En Syrie, les frontières ne tremblent pas

Nina Chastel

paru dans lundimatin#374, le 14 mars 2023

On aurait pu penser que quand la terre tremble, les frontières tombent. Que quand un séisme touche tous les habitants d’une zone sinistrée, l’aide humanitaire aussi. Ce n’est malheureusement pas le cas. Aujourd’hui, les Syriens, aussi bien en Turquie qu’en Syrie, sont victimes à la fois du séisme, de la guerre, du racisme et de la géopolitique humanitaire.

EN TURQUIE

Selon le Haut commissariat des Nations unies pour les réfugiés (UNHCR), la Turquie accueille 3,7 millions de réfugiés syriens ayant fui la guerre qui ravage leur pays depuis 2011. Dans les provinces de Hatay et de Gaziantep, frontalières de la Syrie, ils représentent près de 20 % de la population. Ces dernières années, la crise économique que traverse la Turquie a fait d’eux les boucs émissaires d’une partie de la population, banalisant un racisme anti-syrien latent, alimenté par l’extrême-droite et les médias. Violences et discriminations étaient déjà monnaie courante, que le séisme aggrave. Après le 6 février dernier, des familles syriennes ont été violemment expulsées de leurs logements et des camps de tentes où elles vivaient pour y reloger des familles turques.
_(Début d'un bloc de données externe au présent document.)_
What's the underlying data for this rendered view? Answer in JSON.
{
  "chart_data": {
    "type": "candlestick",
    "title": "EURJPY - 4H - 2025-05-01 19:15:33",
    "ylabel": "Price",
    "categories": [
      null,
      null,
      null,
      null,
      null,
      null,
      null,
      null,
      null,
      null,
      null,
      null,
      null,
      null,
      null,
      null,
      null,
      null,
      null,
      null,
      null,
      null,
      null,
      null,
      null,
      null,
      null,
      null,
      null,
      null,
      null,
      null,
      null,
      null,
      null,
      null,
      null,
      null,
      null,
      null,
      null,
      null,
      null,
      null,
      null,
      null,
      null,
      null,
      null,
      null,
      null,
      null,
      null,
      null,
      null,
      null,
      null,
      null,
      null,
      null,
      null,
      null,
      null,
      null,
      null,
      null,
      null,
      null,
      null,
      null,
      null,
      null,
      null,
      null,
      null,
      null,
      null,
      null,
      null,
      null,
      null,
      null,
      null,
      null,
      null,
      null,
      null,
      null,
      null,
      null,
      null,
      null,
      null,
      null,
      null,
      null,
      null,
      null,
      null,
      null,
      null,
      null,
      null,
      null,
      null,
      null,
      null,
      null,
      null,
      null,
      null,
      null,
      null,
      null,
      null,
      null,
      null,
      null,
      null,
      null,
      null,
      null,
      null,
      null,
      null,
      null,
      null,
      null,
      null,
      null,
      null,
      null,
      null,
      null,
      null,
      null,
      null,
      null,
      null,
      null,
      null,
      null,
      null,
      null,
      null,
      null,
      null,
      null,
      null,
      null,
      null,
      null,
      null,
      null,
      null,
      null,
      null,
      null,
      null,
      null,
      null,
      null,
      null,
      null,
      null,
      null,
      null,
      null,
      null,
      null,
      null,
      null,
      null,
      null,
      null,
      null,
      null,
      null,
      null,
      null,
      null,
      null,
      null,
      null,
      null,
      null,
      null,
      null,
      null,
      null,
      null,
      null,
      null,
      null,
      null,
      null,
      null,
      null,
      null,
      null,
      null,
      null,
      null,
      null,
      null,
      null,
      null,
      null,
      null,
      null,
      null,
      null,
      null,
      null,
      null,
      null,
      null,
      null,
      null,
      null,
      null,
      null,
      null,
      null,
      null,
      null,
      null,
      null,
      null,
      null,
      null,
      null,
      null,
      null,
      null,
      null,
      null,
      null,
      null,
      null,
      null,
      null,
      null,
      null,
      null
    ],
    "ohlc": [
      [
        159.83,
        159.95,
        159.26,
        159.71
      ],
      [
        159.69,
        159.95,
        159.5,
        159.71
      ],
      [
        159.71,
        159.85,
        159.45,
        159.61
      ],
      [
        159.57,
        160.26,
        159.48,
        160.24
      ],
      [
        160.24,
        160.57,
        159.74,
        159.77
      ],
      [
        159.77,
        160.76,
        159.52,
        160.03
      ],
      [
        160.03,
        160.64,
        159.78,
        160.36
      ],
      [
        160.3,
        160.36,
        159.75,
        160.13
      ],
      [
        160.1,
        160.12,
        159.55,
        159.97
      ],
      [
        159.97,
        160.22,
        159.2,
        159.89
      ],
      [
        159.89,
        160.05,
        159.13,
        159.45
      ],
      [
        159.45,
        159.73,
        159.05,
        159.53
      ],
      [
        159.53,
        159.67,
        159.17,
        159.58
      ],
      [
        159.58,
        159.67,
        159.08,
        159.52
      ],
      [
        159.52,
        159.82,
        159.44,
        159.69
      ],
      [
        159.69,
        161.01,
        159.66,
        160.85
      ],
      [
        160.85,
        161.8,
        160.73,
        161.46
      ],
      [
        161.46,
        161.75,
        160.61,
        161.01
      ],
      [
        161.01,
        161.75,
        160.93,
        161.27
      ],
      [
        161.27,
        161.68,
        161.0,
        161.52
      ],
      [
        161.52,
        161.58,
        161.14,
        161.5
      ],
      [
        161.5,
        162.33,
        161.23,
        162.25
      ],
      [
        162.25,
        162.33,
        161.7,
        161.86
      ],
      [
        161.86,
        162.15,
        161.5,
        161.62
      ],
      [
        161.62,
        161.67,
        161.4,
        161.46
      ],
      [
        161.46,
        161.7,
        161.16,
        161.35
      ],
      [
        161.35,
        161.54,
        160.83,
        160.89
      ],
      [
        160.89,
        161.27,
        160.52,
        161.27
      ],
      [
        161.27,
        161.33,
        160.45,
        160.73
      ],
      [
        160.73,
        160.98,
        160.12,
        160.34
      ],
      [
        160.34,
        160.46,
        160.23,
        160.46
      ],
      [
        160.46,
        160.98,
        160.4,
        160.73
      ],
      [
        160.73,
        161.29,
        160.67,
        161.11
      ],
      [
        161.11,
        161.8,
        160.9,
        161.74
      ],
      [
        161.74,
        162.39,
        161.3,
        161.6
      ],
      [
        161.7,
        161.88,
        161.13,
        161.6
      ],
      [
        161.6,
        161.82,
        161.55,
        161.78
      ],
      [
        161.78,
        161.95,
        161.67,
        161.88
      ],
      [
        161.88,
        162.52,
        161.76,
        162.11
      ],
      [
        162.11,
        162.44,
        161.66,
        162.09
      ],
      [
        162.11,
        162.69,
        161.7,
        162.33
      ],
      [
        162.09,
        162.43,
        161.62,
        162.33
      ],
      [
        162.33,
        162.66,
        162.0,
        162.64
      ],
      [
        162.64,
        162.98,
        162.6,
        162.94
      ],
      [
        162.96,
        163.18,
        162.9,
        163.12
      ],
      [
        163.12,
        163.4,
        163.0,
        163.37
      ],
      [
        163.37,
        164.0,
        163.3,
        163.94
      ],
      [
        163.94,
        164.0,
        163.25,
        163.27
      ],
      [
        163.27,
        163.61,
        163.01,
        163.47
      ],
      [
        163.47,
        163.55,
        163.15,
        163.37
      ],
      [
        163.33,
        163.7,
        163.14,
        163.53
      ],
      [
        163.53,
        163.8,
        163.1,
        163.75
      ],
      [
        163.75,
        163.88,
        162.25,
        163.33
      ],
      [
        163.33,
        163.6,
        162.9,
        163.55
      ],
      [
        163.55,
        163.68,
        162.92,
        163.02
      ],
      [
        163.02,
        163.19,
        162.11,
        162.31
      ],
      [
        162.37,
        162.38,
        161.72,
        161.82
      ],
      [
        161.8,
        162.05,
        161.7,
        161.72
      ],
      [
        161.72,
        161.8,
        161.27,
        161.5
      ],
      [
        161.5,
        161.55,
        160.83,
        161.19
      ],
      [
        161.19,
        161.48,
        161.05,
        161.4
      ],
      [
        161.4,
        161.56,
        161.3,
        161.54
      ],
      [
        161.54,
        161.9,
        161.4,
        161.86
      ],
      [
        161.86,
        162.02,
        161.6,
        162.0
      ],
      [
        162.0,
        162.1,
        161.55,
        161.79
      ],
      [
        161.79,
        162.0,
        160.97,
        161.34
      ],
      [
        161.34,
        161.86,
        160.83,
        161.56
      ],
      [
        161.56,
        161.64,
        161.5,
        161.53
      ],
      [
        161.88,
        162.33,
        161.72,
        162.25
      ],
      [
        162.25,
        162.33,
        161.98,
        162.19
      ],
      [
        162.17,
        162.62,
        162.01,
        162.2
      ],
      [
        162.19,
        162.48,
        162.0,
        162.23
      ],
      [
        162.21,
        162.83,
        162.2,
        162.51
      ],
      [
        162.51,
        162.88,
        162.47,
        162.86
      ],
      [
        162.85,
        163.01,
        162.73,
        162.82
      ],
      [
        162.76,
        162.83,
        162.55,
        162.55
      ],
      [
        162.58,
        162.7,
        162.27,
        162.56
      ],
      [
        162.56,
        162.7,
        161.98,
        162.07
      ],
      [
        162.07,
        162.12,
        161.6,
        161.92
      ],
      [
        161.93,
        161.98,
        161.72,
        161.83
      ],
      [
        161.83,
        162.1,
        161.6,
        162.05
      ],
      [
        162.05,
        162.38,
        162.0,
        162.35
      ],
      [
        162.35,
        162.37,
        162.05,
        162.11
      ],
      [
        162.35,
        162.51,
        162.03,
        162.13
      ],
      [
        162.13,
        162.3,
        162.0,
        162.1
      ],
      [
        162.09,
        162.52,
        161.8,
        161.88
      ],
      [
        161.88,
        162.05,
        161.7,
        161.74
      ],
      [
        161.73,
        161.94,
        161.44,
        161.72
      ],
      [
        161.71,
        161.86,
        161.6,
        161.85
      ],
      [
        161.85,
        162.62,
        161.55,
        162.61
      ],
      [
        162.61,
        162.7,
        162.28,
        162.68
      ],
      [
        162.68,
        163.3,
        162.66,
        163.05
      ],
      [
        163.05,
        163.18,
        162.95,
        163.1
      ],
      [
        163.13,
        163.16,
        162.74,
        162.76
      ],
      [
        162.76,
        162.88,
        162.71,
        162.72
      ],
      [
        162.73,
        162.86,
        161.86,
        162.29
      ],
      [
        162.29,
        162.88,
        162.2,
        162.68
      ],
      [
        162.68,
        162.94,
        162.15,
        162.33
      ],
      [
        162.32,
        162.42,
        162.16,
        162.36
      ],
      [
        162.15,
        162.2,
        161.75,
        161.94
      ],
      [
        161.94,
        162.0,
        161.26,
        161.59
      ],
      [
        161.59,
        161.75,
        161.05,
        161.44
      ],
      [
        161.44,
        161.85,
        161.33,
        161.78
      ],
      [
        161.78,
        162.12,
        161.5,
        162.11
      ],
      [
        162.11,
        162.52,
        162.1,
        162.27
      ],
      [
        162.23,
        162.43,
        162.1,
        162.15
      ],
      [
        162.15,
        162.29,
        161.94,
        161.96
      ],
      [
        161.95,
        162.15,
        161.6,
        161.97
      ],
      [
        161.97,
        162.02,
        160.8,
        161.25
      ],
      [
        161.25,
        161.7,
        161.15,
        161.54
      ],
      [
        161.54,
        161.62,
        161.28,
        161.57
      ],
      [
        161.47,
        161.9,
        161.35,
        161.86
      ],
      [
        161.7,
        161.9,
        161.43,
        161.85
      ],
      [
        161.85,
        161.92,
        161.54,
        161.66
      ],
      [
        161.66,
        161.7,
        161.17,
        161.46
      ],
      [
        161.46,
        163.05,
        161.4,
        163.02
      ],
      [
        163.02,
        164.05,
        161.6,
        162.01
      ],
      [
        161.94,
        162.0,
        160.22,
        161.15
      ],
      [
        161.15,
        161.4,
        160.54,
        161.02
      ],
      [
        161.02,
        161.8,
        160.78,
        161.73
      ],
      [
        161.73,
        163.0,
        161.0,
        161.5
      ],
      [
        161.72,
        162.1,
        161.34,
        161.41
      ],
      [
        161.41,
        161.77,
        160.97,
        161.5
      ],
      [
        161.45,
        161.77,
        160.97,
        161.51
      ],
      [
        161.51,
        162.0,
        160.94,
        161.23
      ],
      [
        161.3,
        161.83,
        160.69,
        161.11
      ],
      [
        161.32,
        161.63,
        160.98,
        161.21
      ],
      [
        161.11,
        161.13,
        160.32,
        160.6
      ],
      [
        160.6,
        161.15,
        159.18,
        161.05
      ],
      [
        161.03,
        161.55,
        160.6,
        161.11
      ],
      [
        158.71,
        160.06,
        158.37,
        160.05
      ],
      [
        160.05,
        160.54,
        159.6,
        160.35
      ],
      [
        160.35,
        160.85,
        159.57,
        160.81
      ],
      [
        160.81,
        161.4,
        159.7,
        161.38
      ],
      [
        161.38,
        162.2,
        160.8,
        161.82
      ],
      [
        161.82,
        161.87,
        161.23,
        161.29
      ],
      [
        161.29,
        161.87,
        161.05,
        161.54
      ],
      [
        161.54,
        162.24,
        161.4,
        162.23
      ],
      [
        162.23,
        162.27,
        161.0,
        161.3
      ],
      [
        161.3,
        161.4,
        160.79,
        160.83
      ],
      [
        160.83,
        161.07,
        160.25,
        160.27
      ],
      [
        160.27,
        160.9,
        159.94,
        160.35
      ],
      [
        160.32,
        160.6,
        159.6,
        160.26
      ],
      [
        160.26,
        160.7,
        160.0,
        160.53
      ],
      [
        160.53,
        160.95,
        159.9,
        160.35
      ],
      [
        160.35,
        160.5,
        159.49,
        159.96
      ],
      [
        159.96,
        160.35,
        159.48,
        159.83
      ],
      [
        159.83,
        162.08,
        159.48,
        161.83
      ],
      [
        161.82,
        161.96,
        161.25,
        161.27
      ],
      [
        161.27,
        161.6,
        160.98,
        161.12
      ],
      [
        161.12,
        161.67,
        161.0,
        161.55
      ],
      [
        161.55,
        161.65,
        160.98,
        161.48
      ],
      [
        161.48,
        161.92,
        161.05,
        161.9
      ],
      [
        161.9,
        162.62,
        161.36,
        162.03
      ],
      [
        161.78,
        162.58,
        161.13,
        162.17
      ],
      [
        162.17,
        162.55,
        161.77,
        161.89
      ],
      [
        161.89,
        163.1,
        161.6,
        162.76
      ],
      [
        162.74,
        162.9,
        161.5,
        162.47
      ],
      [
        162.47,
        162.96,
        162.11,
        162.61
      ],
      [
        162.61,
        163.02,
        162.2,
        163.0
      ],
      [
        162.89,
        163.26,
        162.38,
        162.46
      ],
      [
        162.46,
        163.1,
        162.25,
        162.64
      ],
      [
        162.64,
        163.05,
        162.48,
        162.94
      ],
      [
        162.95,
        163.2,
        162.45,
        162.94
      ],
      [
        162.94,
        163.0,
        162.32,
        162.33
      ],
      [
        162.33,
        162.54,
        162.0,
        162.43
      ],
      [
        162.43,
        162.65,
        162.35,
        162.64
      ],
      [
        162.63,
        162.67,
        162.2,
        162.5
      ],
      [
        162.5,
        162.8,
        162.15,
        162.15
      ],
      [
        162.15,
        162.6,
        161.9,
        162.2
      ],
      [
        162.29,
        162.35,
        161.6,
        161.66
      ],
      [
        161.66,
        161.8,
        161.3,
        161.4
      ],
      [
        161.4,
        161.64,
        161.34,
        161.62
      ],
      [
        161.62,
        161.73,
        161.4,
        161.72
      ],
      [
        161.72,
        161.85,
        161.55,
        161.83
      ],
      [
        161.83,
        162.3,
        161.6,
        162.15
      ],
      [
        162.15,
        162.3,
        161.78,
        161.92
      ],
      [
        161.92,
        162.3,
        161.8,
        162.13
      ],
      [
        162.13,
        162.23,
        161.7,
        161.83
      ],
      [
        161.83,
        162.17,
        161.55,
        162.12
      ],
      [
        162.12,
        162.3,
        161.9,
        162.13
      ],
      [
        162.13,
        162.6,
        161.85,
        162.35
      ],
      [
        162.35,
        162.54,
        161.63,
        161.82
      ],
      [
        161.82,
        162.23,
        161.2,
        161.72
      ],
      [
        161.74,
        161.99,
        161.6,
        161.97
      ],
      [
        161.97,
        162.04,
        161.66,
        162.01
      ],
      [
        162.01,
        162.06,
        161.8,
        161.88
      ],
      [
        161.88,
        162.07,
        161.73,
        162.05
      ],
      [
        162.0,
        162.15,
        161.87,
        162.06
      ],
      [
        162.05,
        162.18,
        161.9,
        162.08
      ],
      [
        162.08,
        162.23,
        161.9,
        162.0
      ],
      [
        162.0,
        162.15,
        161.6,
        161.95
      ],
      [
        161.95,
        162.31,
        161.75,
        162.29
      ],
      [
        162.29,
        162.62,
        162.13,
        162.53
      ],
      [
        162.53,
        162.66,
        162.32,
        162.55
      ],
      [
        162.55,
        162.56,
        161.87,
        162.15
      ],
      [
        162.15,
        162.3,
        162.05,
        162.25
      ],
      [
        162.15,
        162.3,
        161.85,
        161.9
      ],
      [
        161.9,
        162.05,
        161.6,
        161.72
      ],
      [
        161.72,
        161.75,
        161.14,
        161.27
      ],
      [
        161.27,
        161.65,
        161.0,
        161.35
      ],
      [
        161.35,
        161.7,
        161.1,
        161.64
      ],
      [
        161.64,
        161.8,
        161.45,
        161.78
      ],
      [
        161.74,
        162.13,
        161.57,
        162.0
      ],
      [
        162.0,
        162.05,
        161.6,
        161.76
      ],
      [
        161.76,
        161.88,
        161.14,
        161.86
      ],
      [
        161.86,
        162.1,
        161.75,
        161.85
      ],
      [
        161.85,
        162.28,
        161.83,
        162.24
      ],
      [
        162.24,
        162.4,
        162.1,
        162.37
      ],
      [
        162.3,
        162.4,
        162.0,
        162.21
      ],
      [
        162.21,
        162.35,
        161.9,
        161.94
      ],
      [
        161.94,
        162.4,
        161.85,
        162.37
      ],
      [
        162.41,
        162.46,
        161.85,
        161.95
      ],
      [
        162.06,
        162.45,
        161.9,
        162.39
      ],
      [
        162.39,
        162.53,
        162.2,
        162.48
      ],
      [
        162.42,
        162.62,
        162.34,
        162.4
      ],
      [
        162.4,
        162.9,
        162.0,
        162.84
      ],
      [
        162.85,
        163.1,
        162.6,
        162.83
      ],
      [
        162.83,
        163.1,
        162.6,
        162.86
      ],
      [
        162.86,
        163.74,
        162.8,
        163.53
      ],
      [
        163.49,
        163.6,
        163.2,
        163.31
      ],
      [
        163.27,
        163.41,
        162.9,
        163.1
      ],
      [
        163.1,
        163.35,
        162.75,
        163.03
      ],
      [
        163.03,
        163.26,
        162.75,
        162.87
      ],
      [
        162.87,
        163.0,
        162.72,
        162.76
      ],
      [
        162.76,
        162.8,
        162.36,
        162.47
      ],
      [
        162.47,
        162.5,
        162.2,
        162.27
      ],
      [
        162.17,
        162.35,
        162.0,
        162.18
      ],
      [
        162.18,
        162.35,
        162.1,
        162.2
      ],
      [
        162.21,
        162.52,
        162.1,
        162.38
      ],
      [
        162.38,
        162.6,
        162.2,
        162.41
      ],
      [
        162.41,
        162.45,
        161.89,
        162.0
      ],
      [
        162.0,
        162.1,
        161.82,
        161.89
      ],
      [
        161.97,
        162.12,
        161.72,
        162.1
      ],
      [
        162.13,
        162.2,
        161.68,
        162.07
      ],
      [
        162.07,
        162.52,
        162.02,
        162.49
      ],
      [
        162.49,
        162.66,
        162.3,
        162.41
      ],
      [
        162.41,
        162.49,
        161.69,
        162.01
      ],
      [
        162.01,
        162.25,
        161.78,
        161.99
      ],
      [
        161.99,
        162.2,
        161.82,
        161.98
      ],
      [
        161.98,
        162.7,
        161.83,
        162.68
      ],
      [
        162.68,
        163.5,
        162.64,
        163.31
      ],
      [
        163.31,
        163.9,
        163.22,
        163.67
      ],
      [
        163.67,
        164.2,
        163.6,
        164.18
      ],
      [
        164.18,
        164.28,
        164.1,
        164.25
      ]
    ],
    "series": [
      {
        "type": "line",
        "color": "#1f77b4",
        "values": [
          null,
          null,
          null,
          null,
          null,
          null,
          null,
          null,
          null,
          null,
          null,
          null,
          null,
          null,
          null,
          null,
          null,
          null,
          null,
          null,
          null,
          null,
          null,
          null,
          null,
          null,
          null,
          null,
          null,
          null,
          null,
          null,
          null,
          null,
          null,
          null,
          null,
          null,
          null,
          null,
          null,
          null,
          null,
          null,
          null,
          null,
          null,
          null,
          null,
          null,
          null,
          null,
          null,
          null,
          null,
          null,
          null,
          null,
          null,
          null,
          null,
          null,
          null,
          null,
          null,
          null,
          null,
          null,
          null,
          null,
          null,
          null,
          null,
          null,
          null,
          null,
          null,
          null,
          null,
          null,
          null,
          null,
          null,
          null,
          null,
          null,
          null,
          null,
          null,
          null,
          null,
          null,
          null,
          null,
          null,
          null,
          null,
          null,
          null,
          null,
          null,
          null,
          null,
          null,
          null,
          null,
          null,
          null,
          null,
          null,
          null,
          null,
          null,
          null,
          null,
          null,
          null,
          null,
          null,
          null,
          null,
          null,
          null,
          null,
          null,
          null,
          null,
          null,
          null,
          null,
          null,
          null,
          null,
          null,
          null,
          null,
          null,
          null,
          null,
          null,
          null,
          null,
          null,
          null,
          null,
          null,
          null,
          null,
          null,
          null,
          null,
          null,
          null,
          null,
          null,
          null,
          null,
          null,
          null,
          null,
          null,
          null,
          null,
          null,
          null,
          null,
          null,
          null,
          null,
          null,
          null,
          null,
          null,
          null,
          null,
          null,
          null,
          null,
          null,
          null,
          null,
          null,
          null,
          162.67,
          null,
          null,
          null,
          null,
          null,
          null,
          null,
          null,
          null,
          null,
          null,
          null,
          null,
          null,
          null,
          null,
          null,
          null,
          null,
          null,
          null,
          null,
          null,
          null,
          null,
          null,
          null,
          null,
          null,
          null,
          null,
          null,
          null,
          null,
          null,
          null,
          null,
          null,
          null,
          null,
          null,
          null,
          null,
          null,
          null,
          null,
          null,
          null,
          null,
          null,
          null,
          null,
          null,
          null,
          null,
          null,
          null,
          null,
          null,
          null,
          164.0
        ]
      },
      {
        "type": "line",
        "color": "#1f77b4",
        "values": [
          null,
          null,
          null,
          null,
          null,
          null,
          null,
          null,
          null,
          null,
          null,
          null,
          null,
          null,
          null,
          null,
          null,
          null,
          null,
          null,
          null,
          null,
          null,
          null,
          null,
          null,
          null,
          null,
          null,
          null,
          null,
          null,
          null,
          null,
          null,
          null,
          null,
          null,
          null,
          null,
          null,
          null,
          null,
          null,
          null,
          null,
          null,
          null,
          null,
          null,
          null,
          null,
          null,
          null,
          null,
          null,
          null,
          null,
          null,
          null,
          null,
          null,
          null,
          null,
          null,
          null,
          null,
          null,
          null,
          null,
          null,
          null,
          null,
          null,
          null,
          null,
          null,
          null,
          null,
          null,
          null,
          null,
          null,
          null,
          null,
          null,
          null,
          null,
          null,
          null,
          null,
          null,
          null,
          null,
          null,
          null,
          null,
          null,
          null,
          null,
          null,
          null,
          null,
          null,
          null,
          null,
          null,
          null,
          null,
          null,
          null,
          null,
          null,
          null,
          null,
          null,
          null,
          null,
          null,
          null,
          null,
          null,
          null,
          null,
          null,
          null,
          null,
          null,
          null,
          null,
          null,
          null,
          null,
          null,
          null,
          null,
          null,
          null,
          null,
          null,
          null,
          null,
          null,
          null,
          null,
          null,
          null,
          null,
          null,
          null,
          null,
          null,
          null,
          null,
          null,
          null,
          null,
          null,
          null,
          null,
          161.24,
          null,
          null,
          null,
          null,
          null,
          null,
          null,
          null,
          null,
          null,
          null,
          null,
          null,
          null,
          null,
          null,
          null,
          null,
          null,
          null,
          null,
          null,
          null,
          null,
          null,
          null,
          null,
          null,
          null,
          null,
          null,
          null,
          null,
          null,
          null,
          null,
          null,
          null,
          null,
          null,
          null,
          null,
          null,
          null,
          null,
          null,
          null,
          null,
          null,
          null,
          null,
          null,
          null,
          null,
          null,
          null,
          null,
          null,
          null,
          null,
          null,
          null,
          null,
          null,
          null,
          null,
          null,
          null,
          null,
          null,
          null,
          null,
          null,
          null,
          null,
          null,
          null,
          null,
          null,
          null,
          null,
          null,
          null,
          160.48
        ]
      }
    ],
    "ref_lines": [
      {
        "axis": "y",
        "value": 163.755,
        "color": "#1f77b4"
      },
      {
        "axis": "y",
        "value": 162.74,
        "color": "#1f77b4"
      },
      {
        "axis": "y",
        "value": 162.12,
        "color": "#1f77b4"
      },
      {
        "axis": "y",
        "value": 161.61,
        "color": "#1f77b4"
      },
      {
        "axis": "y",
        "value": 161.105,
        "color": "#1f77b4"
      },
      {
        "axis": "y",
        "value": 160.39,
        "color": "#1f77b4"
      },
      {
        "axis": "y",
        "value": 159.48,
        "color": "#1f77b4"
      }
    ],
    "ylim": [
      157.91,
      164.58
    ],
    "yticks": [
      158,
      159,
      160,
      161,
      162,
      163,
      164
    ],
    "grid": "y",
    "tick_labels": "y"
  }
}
Accusés de pillage, des réfugiés sont passés à tabac tant par la police que par les habitants, dont la haine est attisée par des rumeurs circulant sur les réseaux sociaux. Les rescapés syriens sont évincés de l’aide humanitaire, dont la distribution priorise les populations turques. Des témoignages venus de plusieurs villes sinistrées rapportent que les secouristes gouvernementaux passaient leur chemin quand ils entendaient des appels à l’aide en arabe provenir des décombres.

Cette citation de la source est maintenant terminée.